L’appartenenza del suolo in comunione a più soggetti, nell’ipotesi in cui uno dei comunisti abbia realizzato una costruzione o un’altra opera sopra lo stesso – contrariamente a quanto sostenuto da quell’orientamento giurisprudenziale che riteneva applicabile, nel caso de quo, la disciplina in materia di comunione di cui agli artt. 1100 e ss. cod. civ. – non rappresenta un ostacolo alla piena operatività del principio di accessione ex art. 934 cod. civ.

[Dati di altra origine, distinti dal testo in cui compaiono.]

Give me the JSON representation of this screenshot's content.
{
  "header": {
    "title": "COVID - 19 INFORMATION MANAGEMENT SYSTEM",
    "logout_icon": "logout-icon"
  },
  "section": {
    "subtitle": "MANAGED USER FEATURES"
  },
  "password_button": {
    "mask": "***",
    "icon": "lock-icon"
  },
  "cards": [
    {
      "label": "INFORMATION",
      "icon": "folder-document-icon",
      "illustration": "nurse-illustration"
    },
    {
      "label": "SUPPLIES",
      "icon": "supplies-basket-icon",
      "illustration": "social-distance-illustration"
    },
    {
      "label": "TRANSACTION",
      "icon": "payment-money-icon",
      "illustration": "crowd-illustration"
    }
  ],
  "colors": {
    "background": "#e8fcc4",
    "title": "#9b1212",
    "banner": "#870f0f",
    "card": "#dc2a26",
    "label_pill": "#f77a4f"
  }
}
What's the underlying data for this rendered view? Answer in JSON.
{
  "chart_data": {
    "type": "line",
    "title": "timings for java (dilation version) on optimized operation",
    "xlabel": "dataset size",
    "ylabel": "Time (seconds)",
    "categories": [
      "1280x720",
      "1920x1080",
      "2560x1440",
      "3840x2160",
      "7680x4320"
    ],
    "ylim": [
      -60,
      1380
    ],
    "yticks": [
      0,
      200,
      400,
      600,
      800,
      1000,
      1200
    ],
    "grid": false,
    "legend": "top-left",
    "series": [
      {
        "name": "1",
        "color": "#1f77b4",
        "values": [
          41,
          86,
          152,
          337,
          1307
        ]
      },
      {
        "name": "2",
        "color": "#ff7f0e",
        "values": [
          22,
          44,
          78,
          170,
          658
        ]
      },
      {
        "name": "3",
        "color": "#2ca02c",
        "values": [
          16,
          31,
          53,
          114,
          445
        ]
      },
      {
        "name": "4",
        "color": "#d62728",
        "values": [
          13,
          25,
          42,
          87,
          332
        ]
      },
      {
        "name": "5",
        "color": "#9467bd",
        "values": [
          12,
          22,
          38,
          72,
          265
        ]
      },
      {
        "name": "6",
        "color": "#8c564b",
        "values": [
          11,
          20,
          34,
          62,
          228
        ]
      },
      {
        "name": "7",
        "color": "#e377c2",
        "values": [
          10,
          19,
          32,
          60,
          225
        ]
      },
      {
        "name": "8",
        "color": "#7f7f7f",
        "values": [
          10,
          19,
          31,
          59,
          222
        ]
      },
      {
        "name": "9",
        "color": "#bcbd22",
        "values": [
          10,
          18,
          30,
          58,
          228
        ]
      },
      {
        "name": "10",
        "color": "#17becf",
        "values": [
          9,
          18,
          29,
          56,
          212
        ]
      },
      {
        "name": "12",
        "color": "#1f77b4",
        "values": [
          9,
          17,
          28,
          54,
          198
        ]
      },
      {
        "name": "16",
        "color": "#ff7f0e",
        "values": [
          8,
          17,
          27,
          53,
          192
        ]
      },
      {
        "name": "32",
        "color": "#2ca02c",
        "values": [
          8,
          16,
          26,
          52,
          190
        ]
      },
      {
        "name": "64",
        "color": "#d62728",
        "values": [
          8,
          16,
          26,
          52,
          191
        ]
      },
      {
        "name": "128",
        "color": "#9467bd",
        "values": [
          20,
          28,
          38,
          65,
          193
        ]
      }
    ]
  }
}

A dirimere il contrasto insorto tra le Sezioni semplici, con sentenza del 16 febbraio 2018 n. 3873, le Sezioni Unite della Suprema Corte hanno riconosciuto - in mancanza di contrario accordo, nonché di titolo idoneo alla costituzione di un diritto reale sul medesimo suolo, redatti in forma scritta ad substantiam - la piena proprietà di tutti i comproprietari in proporzione alle rispettive quote dominicali.

Sennonché, gli Ermellini, hanno ulteriormente precisato che, qualora il comproprietario comunista abbia agito contro il divieto esplicito dell’altro comproprietario (ovvero a sua insaputa) quest’ultimo ha diritto allo ius tollendi per ottenere il ripristino dello status quo ante e, in caso di mancato o impossibile esercizio, il comproprietario costruttore vedrà riconosciuto un diritto di credito - gravante sugli altri comunisti, in proporzione alle rispettive quote di proprietà – come rimborso delle spese sostenute per la realizzazione dell’opera ivi edificata.